Noël corse – Traditions et Légendes

NOEL CORSE

Chaque région nous livre son histoire de fêtes de Noël et l’on aime les partager le soir venu. Voici donc comment les corses, au coin du feu, au creux de l’hiver nous invite à le découvrir.

Tino ROSSI !

En 1946, la célèbre chanson PETIT PAPA NOEL, fut réécrite par le célèbre corse, Tino Rossi. Il adapte un chant qui, a l’époque comptait l’histoire d’un enfant priant pour le retour de son père, détenu en Allemagne pendant la guerre. Une nouvelle version douce, nait pour ne plus jamais quitter l’esprit des français.

LE SAVIEZ-VOUS ?

C’est après les années 50 que l’enfant Jésus, passe le flambeau au père Noël. En effet, auparavant les oranges et bonbons étaient distribués par Jésus, selon les rites religieux.

A ce titre, il était à l’époque la vedette des festivités, aucun autre personnage n’était présent dans la crèche…

  • UNE BUCHE PAR CONVIVE . Une légende encore vivante de nos jours, requiert toute l’attention autour du feu de cheminée. On compte le nombre de convives pour le nombre exact de bûches. Si la règle n’est pas respectée, autant de bûches manquantes pour le nombre de deuils à venir l’an prochain.
  • Les 7 veillées : Jusqu’aux années 1900, en haute Corse ( Balagne et Castagniccia) les jeunes du village, par petit groupe, se rendaient auprès de 7 familles du village pour partager des pâtisseries, spécialement préparées pour l’événement, par la maîtresse de maison. Avant de partir, ils déposaient en échange du bois, pour réchauffer le foyer. Une empreinte de solidarité et de respect des anciens, ancrés dans le collectif corse.

Un bûcher de village

Les enfants de la commune, au matin du 24 décembre, prenaient en charge la préparation d’un grand feu devant l’église du village.

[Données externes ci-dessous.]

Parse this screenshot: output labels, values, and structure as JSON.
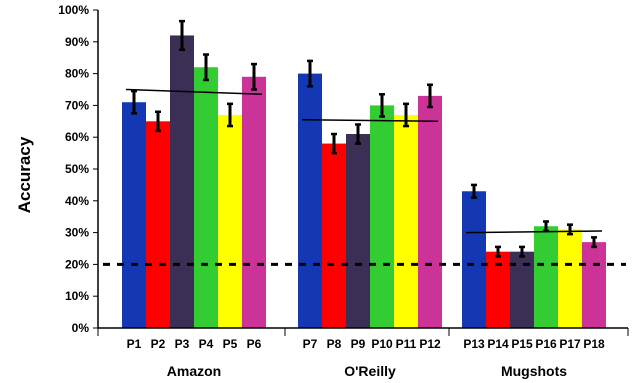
{
  "chart_data": {
    "type": "bar",
    "title": "",
    "xlabel": "",
    "ylabel": "Accuracy",
    "ylim": [
      0,
      100
    ],
    "y_tick_labels": [
      "0%",
      "10%",
      "20%",
      "30%",
      "40%",
      "50%",
      "60%",
      "70%",
      "80%",
      "90%",
      "100%"
    ],
    "groups": [
      {
        "label": "Amazon",
        "bars": [
          {
            "label": "P1",
            "value": 71,
            "error": 3.5
          },
          {
            "label": "P2",
            "value": 65,
            "error": 3
          },
          {
            "label": "P3",
            "value": 92,
            "error": 4.5
          },
          {
            "label": "P4",
            "value": 82,
            "error": 4
          },
          {
            "label": "P5",
            "value": 67,
            "error": 3.5
          },
          {
            "label": "P6",
            "value": 79,
            "error": 4
          }
        ],
        "trend": [
          75,
          73.5
        ]
      },
      {
        "label": "O'Reilly",
        "bars": [
          {
            "label": "P7",
            "value": 80,
            "error": 4
          },
          {
            "label": "P8",
            "value": 58,
            "error": 3
          },
          {
            "label": "P9",
            "value": 61,
            "error": 3
          },
          {
            "label": "P10",
            "value": 70,
            "error": 3.5
          },
          {
            "label": "P11",
            "value": 67,
            "error": 3.5
          },
          {
            "label": "P12",
            "value": 73,
            "error": 3.5
          }
        ],
        "trend": [
          65.5,
          65
        ]
      },
      {
        "label": "Mugshots",
        "bars": [
          {
            "label": "P13",
            "value": 43,
            "error": 2
          },
          {
            "label": "P14",
            "value": 24,
            "error": 1.5
          },
          {
            "label": "P15",
            "value": 24,
            "error": 1.5
          },
          {
            "label": "P16",
            "value": 32,
            "error": 1.5
          },
          {
            "label": "P17",
            "value": 31,
            "error": 1.5
          },
          {
            "label": "P18",
            "value": 27,
            "error": 1.5
          }
        ],
        "trend": [
          30,
          30.5
        ]
      }
    ],
    "series_colors": [
      "#1438b4",
      "#ff0000",
      "#3b2f56",
      "#33cc33",
      "#ffff00",
      "#cc3399"
    ],
    "baseline": {
      "value": 20,
      "style": "dashed",
      "color": "#000000"
    },
    "grid": false,
    "legend": "none"
  }
}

La récolte à la criée devait essentiellement provenir des fermes, jardins et maisons du village (branchages, et autres restes de bois disponibles).

Le Rocchiu, en corse « Au Rocchiu », s’embrasait à la sortie de la messe jusqu’au petit matin du 25 décembre. Par tradition, les villageois venaient alors à tour de rôle, remplir un sceau de cendres encore chaudes pour les déposer dans leurs cheminées.

Le repas d’Antan

  • Toujours présente, l’assiette du pauvre « u piattu di u puvarettu », respectait la coutume.
  • En fin de repas, chaque enfant recevait une orange.
  • Après la messe de minuit, au retour de l’église, les familles partageaient autour d’un feu, des figatelli (saucisses au foie) des fritelles (beignets de courgettes), fiadones (gâteau au brucciu) et des châtaignes grillées.

UN REPAS SPECIAL

La fin d’année ne fait pas exception aux repas copieux sur l’Ile. Vous y retrouvez dans l’ordre :

  • En entrée, œufs de mulet ou brouillade d’œufs aux d’oursins, ou charcuterie, prisuttu (jambon cru) et coppa
  • En plat principal, agneau rôti accompagné de polenta.
  • En dessert, on goûte à la délicieuse « Ceppu di Natale Castagniu » C’est le dessert traditionnel de Noël, une bûche à la châtaigne, fruit emblématique de l’île de beauté.